Friday, April 05, 2002
Returning with their 8th studio album, the Pet Shop Boys Neil Tennant and Chris Lowe have added the familiar face and guitar of Johnny Marr to 7 of the 10 tracks on the album. That by itself should change the direction of the album but instead of going for a harder and more aggressive album, the Pet Shop Boys have decided to show a more refined and mature side of themselves that we haven't seen since Behavior.
The album opens with the first single "Home And Dry" which is by-and-far the best song they've recorded in ages.
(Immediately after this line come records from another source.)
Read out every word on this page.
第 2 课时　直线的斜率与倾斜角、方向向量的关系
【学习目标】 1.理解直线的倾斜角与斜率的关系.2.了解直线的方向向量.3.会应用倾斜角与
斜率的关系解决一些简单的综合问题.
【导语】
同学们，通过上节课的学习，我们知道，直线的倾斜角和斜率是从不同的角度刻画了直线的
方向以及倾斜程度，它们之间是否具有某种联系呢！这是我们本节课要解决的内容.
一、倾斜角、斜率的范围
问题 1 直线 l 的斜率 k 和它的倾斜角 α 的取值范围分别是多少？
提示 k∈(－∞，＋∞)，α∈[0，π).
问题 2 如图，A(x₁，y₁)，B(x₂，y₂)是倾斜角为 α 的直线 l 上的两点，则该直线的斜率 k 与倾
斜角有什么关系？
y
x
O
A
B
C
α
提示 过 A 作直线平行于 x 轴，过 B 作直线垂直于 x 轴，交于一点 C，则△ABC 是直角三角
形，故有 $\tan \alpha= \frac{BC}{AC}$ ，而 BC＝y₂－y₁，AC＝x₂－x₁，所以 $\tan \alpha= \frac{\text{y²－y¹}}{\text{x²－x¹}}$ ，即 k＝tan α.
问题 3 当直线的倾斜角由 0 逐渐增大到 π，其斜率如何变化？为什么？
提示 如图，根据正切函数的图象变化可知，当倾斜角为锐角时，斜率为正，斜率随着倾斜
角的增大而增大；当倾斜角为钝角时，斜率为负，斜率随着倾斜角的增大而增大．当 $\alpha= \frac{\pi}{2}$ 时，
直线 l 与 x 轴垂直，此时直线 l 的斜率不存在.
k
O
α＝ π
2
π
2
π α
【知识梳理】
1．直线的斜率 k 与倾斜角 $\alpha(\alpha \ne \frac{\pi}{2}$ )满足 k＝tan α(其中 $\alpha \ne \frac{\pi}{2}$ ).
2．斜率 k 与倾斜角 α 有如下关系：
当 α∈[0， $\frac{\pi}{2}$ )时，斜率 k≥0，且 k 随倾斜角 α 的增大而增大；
When I heard the background music to the track on their Web site during a visit, I overlooked it as their version of elevator music. Amazingly simplified and lush textures... beautiful. You hear the term Beatle-esque used a lot but "I Get Along" is a subdued Oasis/Beatle-esque arrangement that I can mentally hear Noel Gallagher singing it while on a baby grand. Seems like the effects of Cher's "Believe" vocal production was not lost on the Pet Shop Boys' "London." The song could have been just a beautiful acoustic ballad but the vocal effect and some creative mixing make it even better. Without Marr's guitar-work songs like "Birthday Boy," "Love Is A Catastrophe" and "You Choose," the songs either would not have happened or would have become dance tracks. The love anthem "Here" for some reason reminds me of an unmessy car accident between a PSB chorus and an Erasure verse where both cars wind up wearing each others paint and look good in it.
Aside from "The Night I Fell In Love," I was amazingly surprised and delighted with Release. Tennant is possibly at his best lyrically and comes across as a more confident vocalist. This is a triumphant moment musically for a band that just keeps getting better.